IL TURISMO SOCIALE FA BENE DUE VOLTE
di Fulvio Sangalli, docente a Milano Bicocca
Oggi il turismo sociale è un termine sempre più riutilizzato tra gli operatori impegnati nella ricerca della qualità e dell’inclusione sociale. Le ragioni possono essere varie. La prima è legata alla necessità di mantenere un diritto e un bene considerato primario, ma ora messo in crisi dalle nuove difficoltà economiche per i ceti sociali colpiti dalla precarietà. Inoltre esiste, da parte degli operatori sociali, la necessità e l'opportunità di ampliare il loro tradizionale ambito d'intervento, per realizzare iniziative che vadano oltre i servizi primari alla persona.
Il turismo sociale nacque per ampliare la partecipazione dei ceti popolari al mercato turistico, per affermare nuovi contenuti culturali, per promuovere relazione e socialità e anche per supportare più generali opzioni religiose, politiche o per consolidare appartenenze sindacali. Oggi, di fronte a una nuova domanda di turismo sociale si pongono due nuove prospettive: ridisegnare una nuova concezione del turismo, che vada oltre la tradizionale dimensione quantitativa e rivendicativa; valutare quali siano le modalità più opportune per svolgere un'azione efficace di sviluppo del settore stesso.
Si può propriamente parlare di turismo dello sviluppo, inteso come occasione di crescita e di potenziamento delle persone e delle comunità: in quest'ottica si passa dallo sviluppo del turismo al turismo dello sviluppo. Quest'ultimo considera la diversità come un’occasione di arricchimento e non di paragone, vedendo la cooperazione e non il conflitto come migliore modalità relazionale. Il turismo dello sviluppo non è più inteso come consumo, ma come una pratica arricchente. Si affermano nuove istanze e nuovi valori legati ai concetti e alle pratiche di sostenibilità, responsabilità e integrazione tra dimensione locale e globale delle azioni degli operatori e dei turisti.
Per fare turismo sociale nell'ottica dello sviluppo, occorre poi tener presenti anche degli ingredienti di tipo organizzativo, quali l'adozione ampia delle nuove tecnologie che facilitano l'integrazione tra le persone e la relazione tra domanda e offerta. Un passaggio fondamentale è collegato all'adozione di pratiche qualitative, capaci di rispondere ad una domanda sempre più esigente. Infine, si rende necessario un costante allineamento ai codici comportamentali elaborati a livello internazionale. Con questo nuovo paradigma il turismo sociale può avere un futuro nel quale creare valore per le persone e le comunità.

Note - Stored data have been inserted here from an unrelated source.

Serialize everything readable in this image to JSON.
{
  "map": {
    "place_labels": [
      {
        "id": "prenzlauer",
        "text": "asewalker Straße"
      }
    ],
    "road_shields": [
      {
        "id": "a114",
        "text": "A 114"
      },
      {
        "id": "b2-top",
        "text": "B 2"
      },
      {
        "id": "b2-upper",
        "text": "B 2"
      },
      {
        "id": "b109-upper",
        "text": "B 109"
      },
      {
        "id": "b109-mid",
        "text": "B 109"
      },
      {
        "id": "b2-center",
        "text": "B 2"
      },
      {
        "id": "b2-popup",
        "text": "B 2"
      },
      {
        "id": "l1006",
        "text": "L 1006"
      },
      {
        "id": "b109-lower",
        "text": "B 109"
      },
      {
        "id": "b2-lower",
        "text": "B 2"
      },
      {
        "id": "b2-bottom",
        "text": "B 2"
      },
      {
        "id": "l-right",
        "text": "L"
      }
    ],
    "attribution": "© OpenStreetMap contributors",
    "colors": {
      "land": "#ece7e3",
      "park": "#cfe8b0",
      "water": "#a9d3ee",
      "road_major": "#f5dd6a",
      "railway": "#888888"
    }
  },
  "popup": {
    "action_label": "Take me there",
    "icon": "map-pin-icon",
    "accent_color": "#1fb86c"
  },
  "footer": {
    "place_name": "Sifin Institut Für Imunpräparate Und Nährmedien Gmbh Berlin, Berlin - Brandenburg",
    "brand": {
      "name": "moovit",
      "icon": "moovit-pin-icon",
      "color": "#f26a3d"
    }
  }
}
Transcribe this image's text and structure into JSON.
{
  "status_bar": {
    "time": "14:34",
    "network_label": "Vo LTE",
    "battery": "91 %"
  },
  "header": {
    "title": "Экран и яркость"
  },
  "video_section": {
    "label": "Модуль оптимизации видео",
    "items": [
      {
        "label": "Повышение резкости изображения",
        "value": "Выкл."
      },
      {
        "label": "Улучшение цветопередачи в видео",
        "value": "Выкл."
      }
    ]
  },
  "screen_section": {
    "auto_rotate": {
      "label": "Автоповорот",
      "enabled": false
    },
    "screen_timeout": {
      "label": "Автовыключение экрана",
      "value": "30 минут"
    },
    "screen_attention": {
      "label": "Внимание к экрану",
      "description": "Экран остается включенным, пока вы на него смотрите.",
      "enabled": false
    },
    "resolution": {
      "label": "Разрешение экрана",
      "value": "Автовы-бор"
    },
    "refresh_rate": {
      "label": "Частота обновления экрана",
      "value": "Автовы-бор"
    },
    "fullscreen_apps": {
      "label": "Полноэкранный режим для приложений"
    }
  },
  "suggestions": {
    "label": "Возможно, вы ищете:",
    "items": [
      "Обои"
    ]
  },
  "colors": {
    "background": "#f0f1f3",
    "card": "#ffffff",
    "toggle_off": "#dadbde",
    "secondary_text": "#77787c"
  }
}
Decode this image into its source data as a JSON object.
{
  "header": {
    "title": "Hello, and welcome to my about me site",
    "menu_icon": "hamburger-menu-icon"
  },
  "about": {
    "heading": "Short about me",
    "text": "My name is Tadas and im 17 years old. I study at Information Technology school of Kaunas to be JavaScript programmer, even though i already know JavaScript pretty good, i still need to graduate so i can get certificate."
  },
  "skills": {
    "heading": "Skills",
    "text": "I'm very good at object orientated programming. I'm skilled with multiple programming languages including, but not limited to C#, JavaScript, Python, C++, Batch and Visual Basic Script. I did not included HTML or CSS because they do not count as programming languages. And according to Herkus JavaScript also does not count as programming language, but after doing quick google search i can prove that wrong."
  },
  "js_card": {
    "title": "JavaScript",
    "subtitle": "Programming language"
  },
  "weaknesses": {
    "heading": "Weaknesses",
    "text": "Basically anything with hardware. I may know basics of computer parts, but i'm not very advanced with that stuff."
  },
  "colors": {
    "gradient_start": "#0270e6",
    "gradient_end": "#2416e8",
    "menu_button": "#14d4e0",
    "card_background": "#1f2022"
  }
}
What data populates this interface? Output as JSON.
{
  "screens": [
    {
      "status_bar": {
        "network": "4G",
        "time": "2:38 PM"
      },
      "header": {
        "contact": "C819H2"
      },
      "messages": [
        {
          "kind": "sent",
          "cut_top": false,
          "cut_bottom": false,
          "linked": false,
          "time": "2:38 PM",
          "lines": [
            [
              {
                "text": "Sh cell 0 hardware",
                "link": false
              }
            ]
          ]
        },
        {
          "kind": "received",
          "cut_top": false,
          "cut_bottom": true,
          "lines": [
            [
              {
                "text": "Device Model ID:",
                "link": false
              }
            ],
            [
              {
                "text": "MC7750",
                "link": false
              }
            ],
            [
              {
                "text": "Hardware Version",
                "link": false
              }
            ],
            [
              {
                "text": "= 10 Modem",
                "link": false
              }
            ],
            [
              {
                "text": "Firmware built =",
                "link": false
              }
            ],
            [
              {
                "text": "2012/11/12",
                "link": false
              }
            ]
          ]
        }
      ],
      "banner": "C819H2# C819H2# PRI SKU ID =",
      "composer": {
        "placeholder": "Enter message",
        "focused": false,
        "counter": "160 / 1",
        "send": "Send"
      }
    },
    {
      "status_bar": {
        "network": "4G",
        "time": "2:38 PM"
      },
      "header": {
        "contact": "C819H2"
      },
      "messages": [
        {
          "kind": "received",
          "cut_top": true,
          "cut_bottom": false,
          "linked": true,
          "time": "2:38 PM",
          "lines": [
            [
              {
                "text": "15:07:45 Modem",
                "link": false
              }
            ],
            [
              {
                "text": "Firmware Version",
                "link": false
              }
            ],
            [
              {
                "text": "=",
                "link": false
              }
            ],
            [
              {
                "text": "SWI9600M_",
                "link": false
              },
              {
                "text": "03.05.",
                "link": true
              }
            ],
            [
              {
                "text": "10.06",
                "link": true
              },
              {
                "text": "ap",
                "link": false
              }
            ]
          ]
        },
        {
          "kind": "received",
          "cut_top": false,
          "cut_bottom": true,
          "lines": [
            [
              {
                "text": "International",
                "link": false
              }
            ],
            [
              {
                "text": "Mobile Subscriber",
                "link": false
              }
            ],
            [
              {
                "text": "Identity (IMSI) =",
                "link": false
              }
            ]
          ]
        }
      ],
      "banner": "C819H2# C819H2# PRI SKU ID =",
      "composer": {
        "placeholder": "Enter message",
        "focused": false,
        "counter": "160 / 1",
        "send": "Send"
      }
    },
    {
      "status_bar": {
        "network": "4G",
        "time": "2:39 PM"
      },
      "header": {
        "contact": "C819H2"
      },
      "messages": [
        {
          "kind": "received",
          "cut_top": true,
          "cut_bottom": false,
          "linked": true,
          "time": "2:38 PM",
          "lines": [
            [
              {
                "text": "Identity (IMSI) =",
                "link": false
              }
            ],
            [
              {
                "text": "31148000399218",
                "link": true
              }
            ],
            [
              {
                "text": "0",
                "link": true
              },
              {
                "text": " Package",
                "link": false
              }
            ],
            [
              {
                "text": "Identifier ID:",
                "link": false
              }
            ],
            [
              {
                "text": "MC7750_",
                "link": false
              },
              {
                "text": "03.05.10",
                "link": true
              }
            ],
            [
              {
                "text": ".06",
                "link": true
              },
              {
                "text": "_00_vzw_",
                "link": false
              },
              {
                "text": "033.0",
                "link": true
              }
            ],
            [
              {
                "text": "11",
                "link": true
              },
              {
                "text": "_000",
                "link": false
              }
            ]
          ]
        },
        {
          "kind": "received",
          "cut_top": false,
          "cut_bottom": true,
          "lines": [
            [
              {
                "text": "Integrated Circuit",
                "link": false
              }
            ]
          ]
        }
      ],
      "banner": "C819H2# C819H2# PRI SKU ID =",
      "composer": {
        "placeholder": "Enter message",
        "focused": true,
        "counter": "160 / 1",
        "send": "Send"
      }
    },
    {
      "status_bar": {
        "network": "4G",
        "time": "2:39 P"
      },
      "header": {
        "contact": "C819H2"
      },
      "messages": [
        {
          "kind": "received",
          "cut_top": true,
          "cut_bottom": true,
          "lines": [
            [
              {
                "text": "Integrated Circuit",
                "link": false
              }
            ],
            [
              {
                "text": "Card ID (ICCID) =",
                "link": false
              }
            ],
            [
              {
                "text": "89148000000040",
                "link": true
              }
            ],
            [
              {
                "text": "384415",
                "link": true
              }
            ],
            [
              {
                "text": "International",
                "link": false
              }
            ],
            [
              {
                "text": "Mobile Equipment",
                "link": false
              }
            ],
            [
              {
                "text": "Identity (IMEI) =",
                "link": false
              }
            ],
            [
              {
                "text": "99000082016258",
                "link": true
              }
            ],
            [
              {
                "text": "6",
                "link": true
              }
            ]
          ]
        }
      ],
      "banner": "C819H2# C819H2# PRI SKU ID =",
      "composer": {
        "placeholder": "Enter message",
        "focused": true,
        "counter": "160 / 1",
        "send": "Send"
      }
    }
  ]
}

La seconda prospettiva è il passaggio dal focus sulla domanda a quello sull’offerta. Le nuove politiche di pricing degli operatori turistici (si pensi al low cost) rendono meno pressante l'organizzazione “sindacale” della domanda per ottenere migliori condizioni. È più utile lavorare alla qualificazione dell’offerta ricettiva e delle iniziative in generale, per facilitare la mobilità e le nuove esigenze di contenuto qualificato della pratica turistica. In quest'ottica possono operare nuovi attori del turismo sociale in grado di trasferire energie manageriali e operative fresche nel settore e di portarvi esperienze maturate in altri ambiti nell'area dell'ospitalità, delle relazioni e dell'attenzione alla persona.È il caso della cooperazione sociale che, a mio parere, può svolgere un ruolo proattivo per affermare il nuovo turismo sociale come turismo dello sviluppo.